Role of lipid peroxidation in hematoporphyrin derivative-sensitized photokilling of tumor cells: protective effects of glutathione peroxidase.

The ability of cells to detoxify lipid hydroperoxides (LOOHs) generated by hematoporphyrin derivative (HPD)-sensitized photooxidation was investigated for the first time. The general importance of glutathione in cytoprotection was confirmed by showing that murine L1210 cells were more sensitive to the lethal effects of HPD plus red light after being treated with buthionine sulfoximine. The specific role of Se-dependent glutathione peroxidase was investigated by using L1210 cells that were grown in Se-deficient media. Glutathione peroxidase activity of such cells was typically less than 5% of that exhibited by Se-replete cells. When examined by means of dye exclusion or clonogenic assay, Se-deficient cells were dramatically more sensitive to HPD-mediated photokilling than normal counterparts. Impaired metabolism of hydrogen peroxide was ruled out as a possible cause of enhanced photokilling, since added catalase had no protective effect on Se-deficient cells. Iodometric analysis of lipid extracts from photooxidized cells indicated a significantly greater rate of LOOH accumulation as a result of Se depletion.

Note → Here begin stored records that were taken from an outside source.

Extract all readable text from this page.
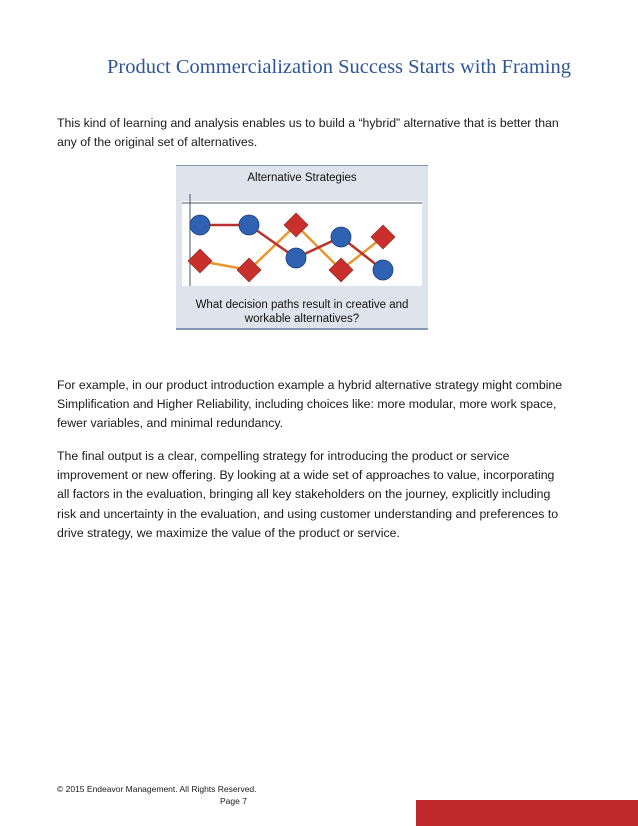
Product Commercialization Success Starts with Framing

This kind of learning and analysis enables us to build a “hybrid” alternative that is better than any of the original set of alternatives.

Alternative Strategies
What decision paths result in creative and
workable alternatives?

For example, in our product introduction example a hybrid alternative strategy might combine Simplification and Higher Reliability, including choices like: more modular, more work space, fewer variables, and minimal redundancy.

The final output is a clear, compelling strategy for introducing the product or service improvement or new offering. By looking at a wide set of approaches to value, incorporating all factors in the evaluation, bringing all key stakeholders on the journey, explicitly including risk and uncertainty in the evaluation, and using customer understanding and preferences to drive strategy, we maximize the value of the product or service.

© 2015 Endeavor Management. All Rights Reserved.
Page 7
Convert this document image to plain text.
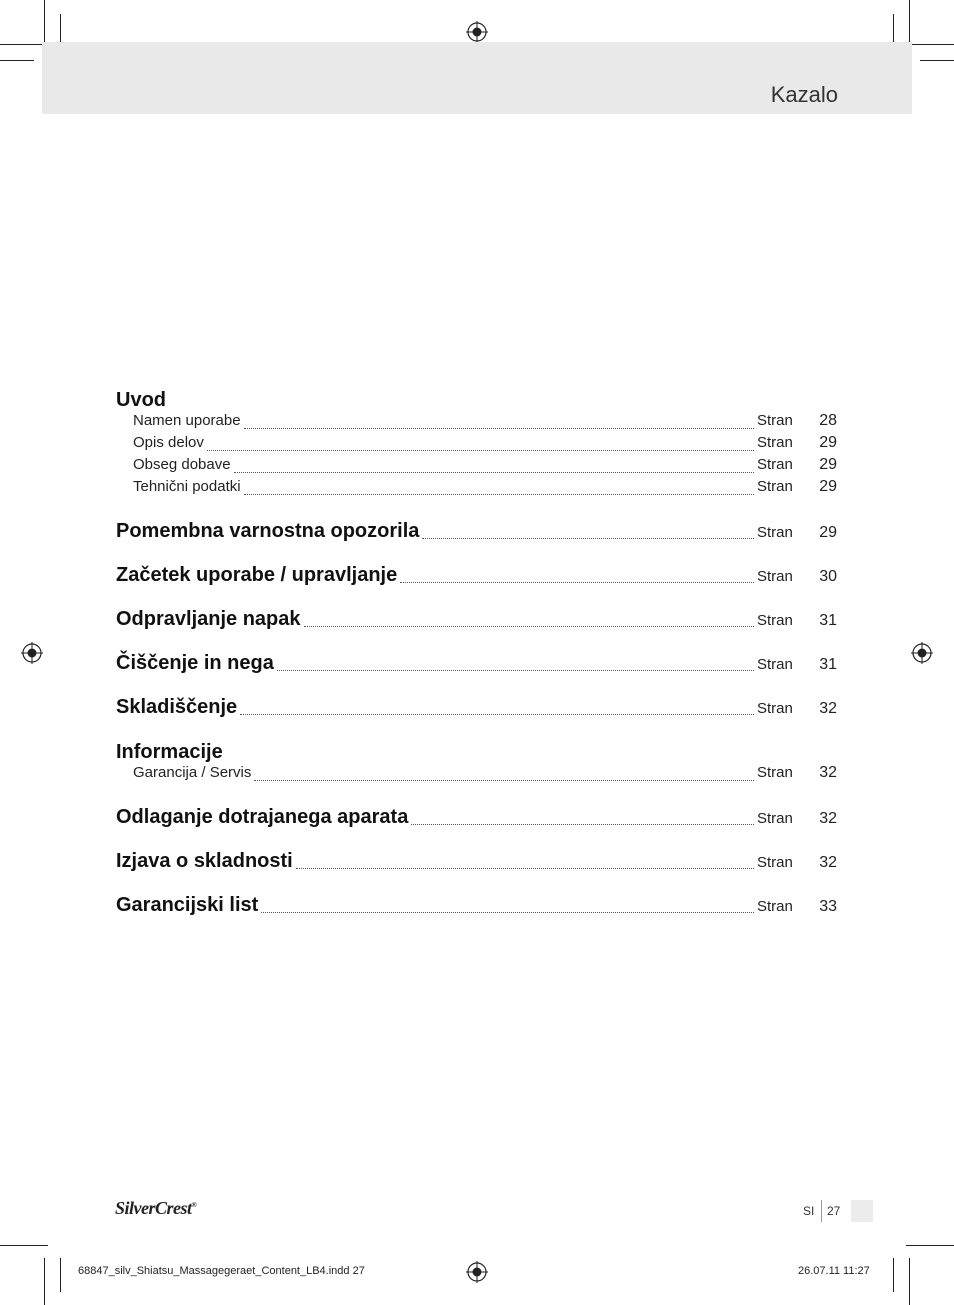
Kazalo
Uvod
Namen uporabe	Stran	28
Opis delov	Stran	29
Obseg dobave	Stran	29
Tehnični podatki	Stran	29
Pomembna varnostna opozorila	Stran	29
Začetek uporabe / upravljanje	Stran	30
Odpravljanje napak	Stran	31
Čiščenje in nega	Stran	31
Skladiščenje	Stran	32
Informacije
Garancija / Servis	Stran	32
Odlaganje dotrajanega aparata	Stran	32
Izjava o skladnosti	Stran	32
Garancijski list	Stran	33
SilverCrest®	SI 27
68847_silv_Shiatsu_Massagegeraet_Content_LB4.indd 27	26.07.11 11:27
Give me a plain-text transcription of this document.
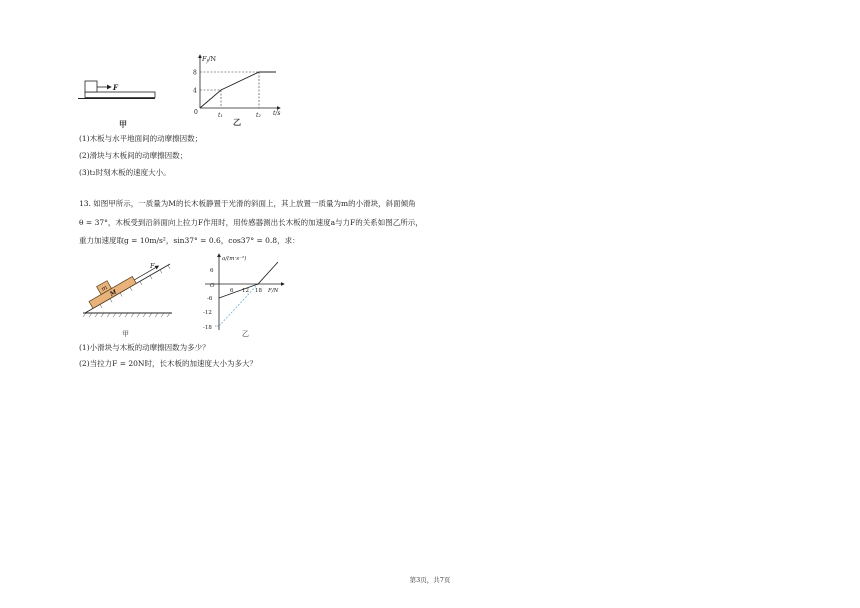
F
甲
$F_f/N$
8
4
0	t₁	t₂ t/s
乙
(1)木板与水平地面间的动摩擦因数；
(2)滑块与木板间的动摩擦因数；
(3)t₂时刻木板的速度大小。
13. 如图甲所示，一质量为M的长木板静置于光滑的斜面上，其上放置一质量为m的小滑块，斜面倾角
θ = 37°，木板受到沿斜面向上拉力F作用时，用传感器测出长木板的加速度a与力F的关系如图乙所示，
重力加速度取g = 10m/s²，sin37° = 0.6，cos37° = 0.8，求：
m M
F
甲
a/(m·s⁻²)
6
O
-6
-12
-18
6 12 18 F/N
乙
(1)小滑块与木板的动摩擦因数为多少？
(2)当拉力F = 20N时，长木板的加速度大小为多大？
第3页，共7页
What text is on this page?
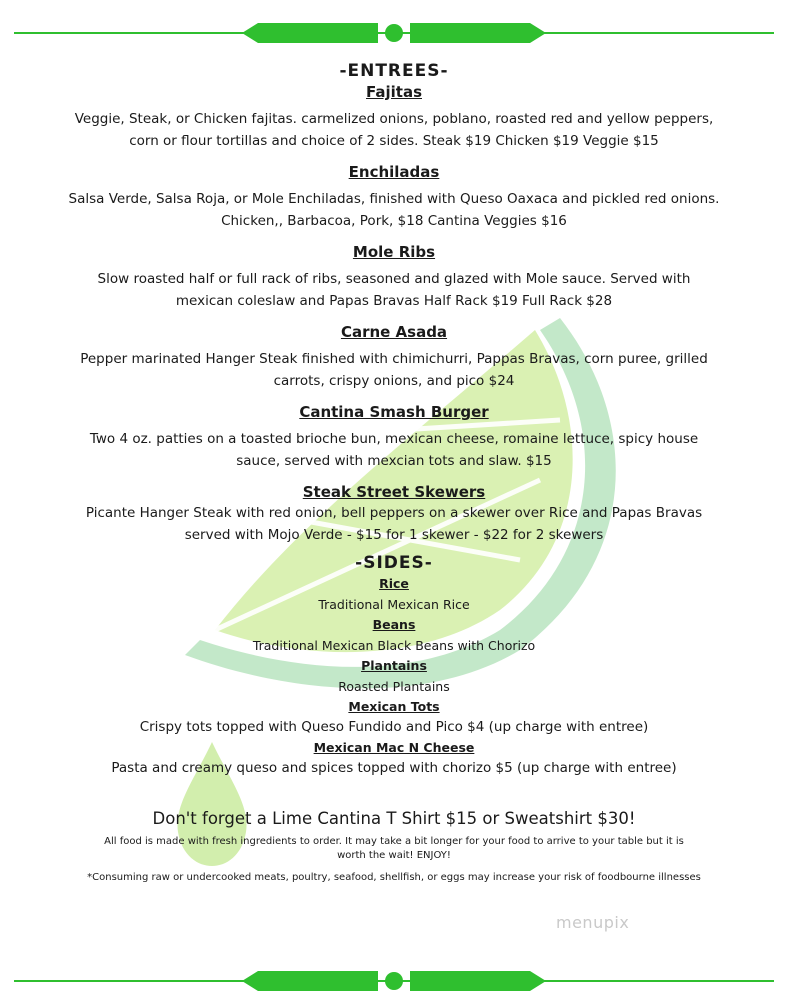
-ENTREES-
Fajitas

Veggie, Steak, or Chicken fajitas. carmelized onions, poblano, roasted red and yellow peppers,

corn or flour tortillas and choice of 2 sides. Steak $19 Chicken $19 Veggie $15

Enchiladas

Salsa Verde, Salsa Roja, or Mole Enchiladas, finished with Queso Oaxaca and pickled red onions.

Chicken,, Barbacoa, Pork, $18 Cantina Veggies $16

Mole Ribs

Slow roasted half or full rack of ribs, seasoned and glazed with Mole sauce. Served with

mexican coleslaw and Papas Bravas Half Rack $19 Full Rack $28

Carne Asada

Pepper marinated Hanger Steak finished with chimichurri, Pappas Bravas, corn puree, grilled

carrots, crispy onions, and pico $24

Cantina Smash Burger

Two 4 oz. patties on a toasted brioche bun, mexican cheese, romaine lettuce, spicy house

sauce, served with mexcian tots and slaw. $15

Steak Street Skewers

Picante Hanger Steak with red onion, bell peppers on a skewer over Rice and Papas Bravas

served with Mojo Verde - $15 for 1 skewer - $22 for 2 skewers

-SIDES-
Rice

Traditional Mexican Rice

Beans

Traditional Mexican Black Beans with Chorizo

Plantains

Roasted Plantains

Mexican Tots

Crispy tots topped with Queso Fundido and Pico $4 (up charge with entree)

Mexican Mac N Cheese

Pasta and creamy queso and spices topped with chorizo $5 (up charge with entree)

Don't forget a Lime Cantina T Shirt $15 or Sweatshirt $30!

All food is made with fresh ingredients to order. It may take a bit longer for your food to arrive to your table but it is

worth the wait! ENJOY!

*Consuming raw or undercooked meats, poultry, seafood, shellfish, or eggs may increase your risk of foodbourne illnesses

menupix
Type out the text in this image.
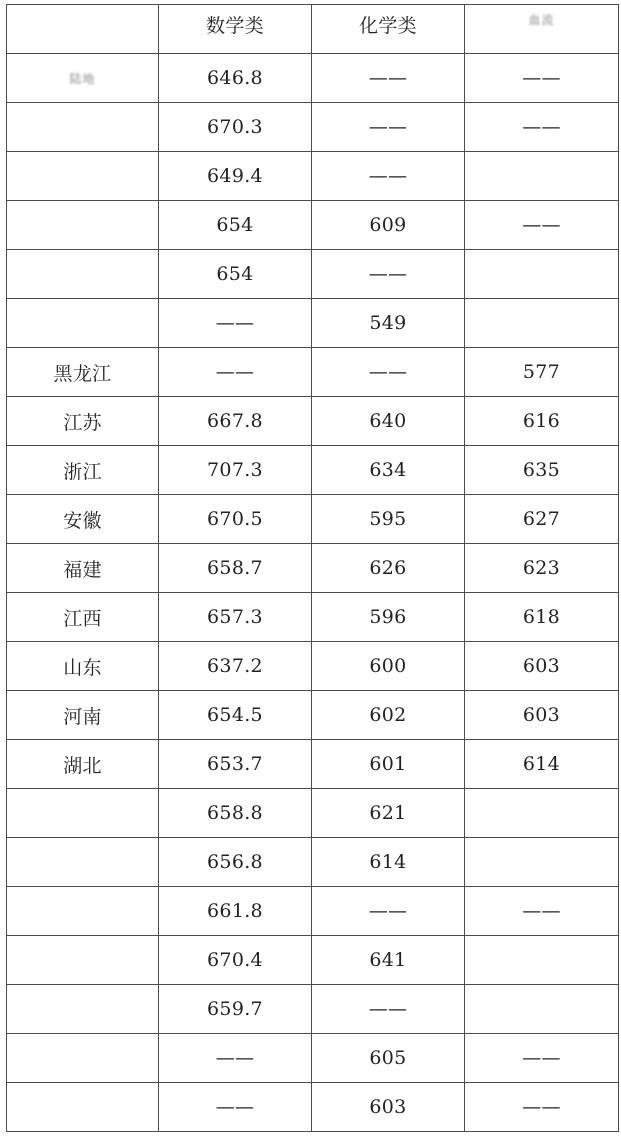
	数学类	化学类	血流
陆地	646.8	——	——
	670.3	——	——
	649.4	——	
	654	609	——
	654	——	
	——	549	
黑龙江	——	——	577
江苏	667.8	640	616
浙江	707.3	634	635
安徽	670.5	595	627
福建	658.7	626	623
江西	657.3	596	618
山东	637.2	600	603
河南	654.5	602	603
湖北	653.7	601	614
	658.8	621	
	656.8	614	
	661.8	——	——
	670.4	641	
	659.7	——	
	——	605	——
	——	603	——
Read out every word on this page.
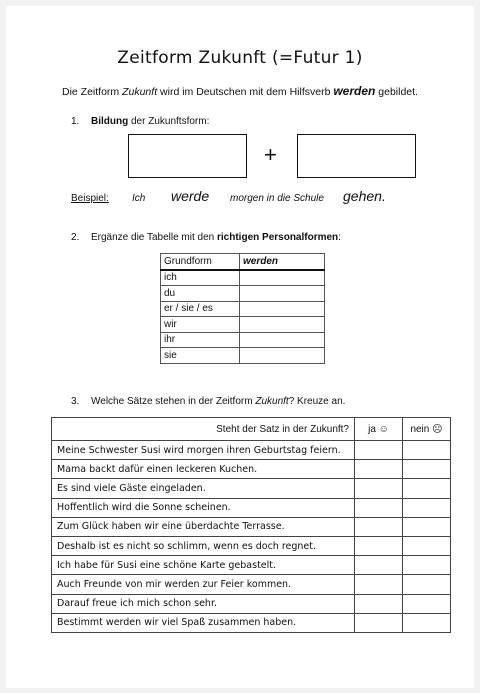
Zeitform Zukunft (=Futur 1)
Die Zeitform Zukunft wird im Deutschen mit dem Hilfsverb werden gebildet.
1. Bildung der Zukunftsform:
+
Beispiel: Ich werde morgen in die Schule gehen.
2. Ergänze die Tabelle mit den richtigen Personalformen:
Grundform	werden
ich	
du	
er / sie / es	
wir	
ihr	
sie	
3. Welche Sätze stehen in der Zeitform Zukunft? Kreuze an.
Steht der Satz in der Zukunft?	ja ☺	nein ☹
Meine Schwester Susi wird morgen ihren Geburtstag feiern.		
Mama backt dafür einen leckeren Kuchen.		
Es sind viele Gäste eingeladen.		
Hoffentlich wird die Sonne scheinen.		
Zum Glück haben wir eine überdachte Terrasse.		
Deshalb ist es nicht so schlimm, wenn es doch regnet.		
Ich habe für Susi eine schöne Karte gebastelt.		
Auch Freunde von mir werden zur Feier kommen.		
Darauf freue ich mich schon sehr.		
Bestimmt werden wir viel Spaß zusammen haben.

Moreover, when depleted cells were incubated in the dark after a short period of photo-peroxidation, LOOH decay was markedly slower than in controls. Similar results were obtained with human CaSki cells derived from cervical carcinoma. It is apparent from these results that lipid peroxidation plays an important role in tumor cell eradication by HPD/phototherapy, and that glutathione peroxidase serves as a natural protectant against photokilling by catalyzing the reduction of LOOHs.